Sickle Cell

What is “Sickle Cell”?

Sickle Cell is a genetic blood disorder that is passed from the parent to the child. Genes are what determine a child’s physical traits such as skin, eye and hair color. Genes also affect hemoglobin. Hemoglobin is a protein in the red blood cells that carries oxygen from the lungs to other parts of the body. People with normal hemoglobin received two normal genes denoted as AA.

Abnormal genes are common and can also be transferred to children. Both parents contribute one gene for each trait. When a person has Sickle Cell Trait (SCT) the gene type is AS, which is one normal gene and one abnormal gene. A person who has Sickle Cell Disease (SCD) has a gene type of SS.

If one parent has SCT (AS) and the other parent has normal hemoglobin (AA) there is a 50% or 1 in 2 chance that each of their children will have the Sickle Cell gene, creating SCT (AS). If both parents have AS, there is a 25% or 1 in 4 chance that each of their children will have two Sickle Cell genes, creating SCD (SS). For a visual understanding of the family risk associated with Sickle Cell Disease and Trait, please CLICK HERE.

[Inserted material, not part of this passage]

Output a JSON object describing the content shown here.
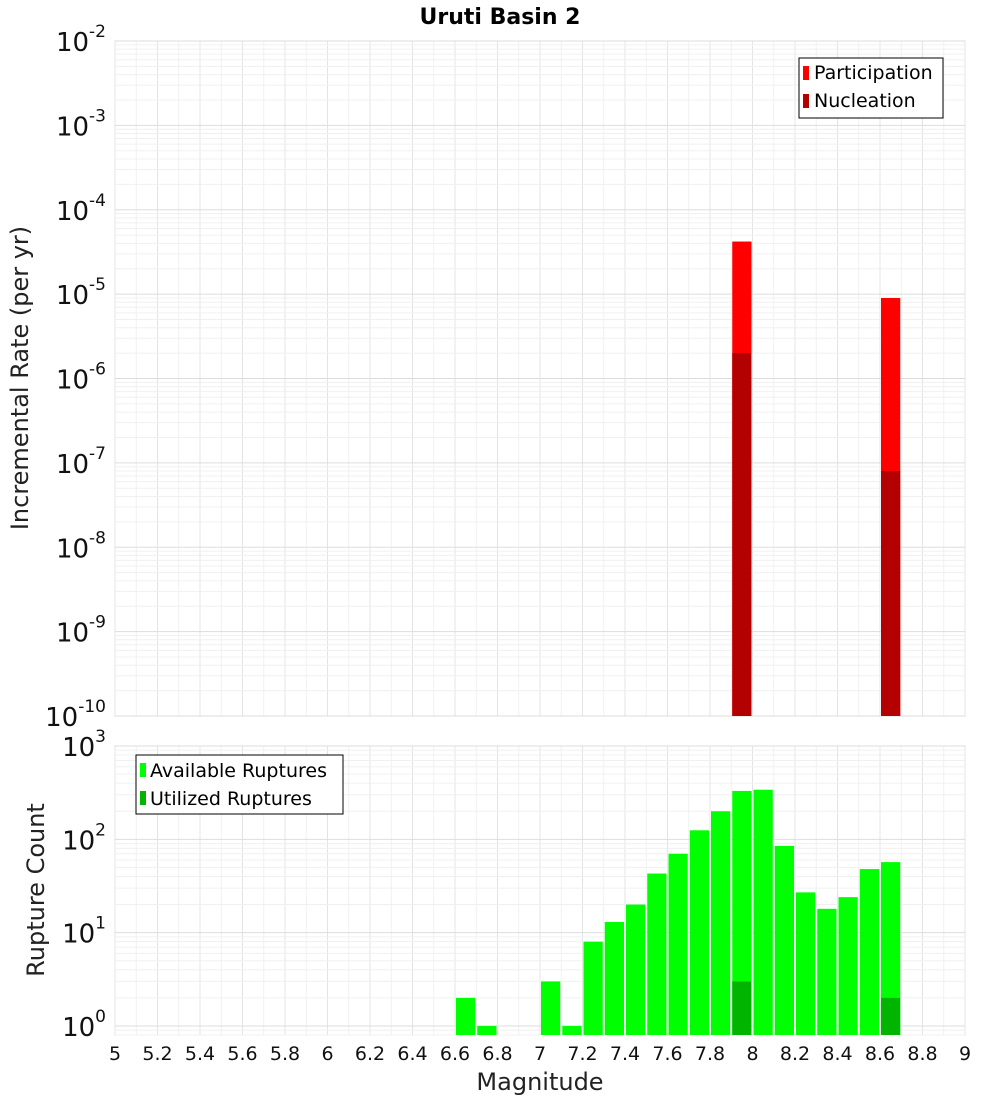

The abnormal hemoglobin causes the red blood cells to sickle and lose their oxygen. When red blood cells sickle they become hard, sticky, and crescent shaped. These cells create blockages in blood vessels. These blockages make it difficult for normal red blood cells to pass through the blood vessels with vital oxygen and nutrients the body needs.


If a person has SCD, they are prone to more serious health conditions.

Examples of health complications include the following:

  • Leg Ulcers
  • Acute Chest Syndrome
  • Jaundice
  •  Pneumonia
  • Pain Episodes
  • Organ Damage
  • Slowed Growth and Delayed Puberty in Children
  • Heart Problems
  • Joint Damage
  • Increased Risk of Infections
  • Stroke
  • Anemia

While the disease is often debilitating and even deadly, successful treatments are increasing life expectancy with the advancement of medical science.

The following are just a few available medical treatments:

  • Hydroxyurea
    is an oral medication that is used to increase fetal hemoglobin (HbF) in the body. When Hbf is increased, it also raises the total hemoglobin in the body. Fetal hemoglobin is used to promote healthy blood cells in the body and reduce the risk of cells sickling.
  • Blood Transfusions
    A blood transfusion provides new blood with red blood cells and oxygen to the body. When this happens, it can reduce the amount of blockage that can occur with sickled cells, allowing oxygen rich blood to pass through unrestricted.
  • Bone Marrow Transplant
    This therapy replaces a person’s bone marrow. The bone marrow is where the production of red blood cells occurs.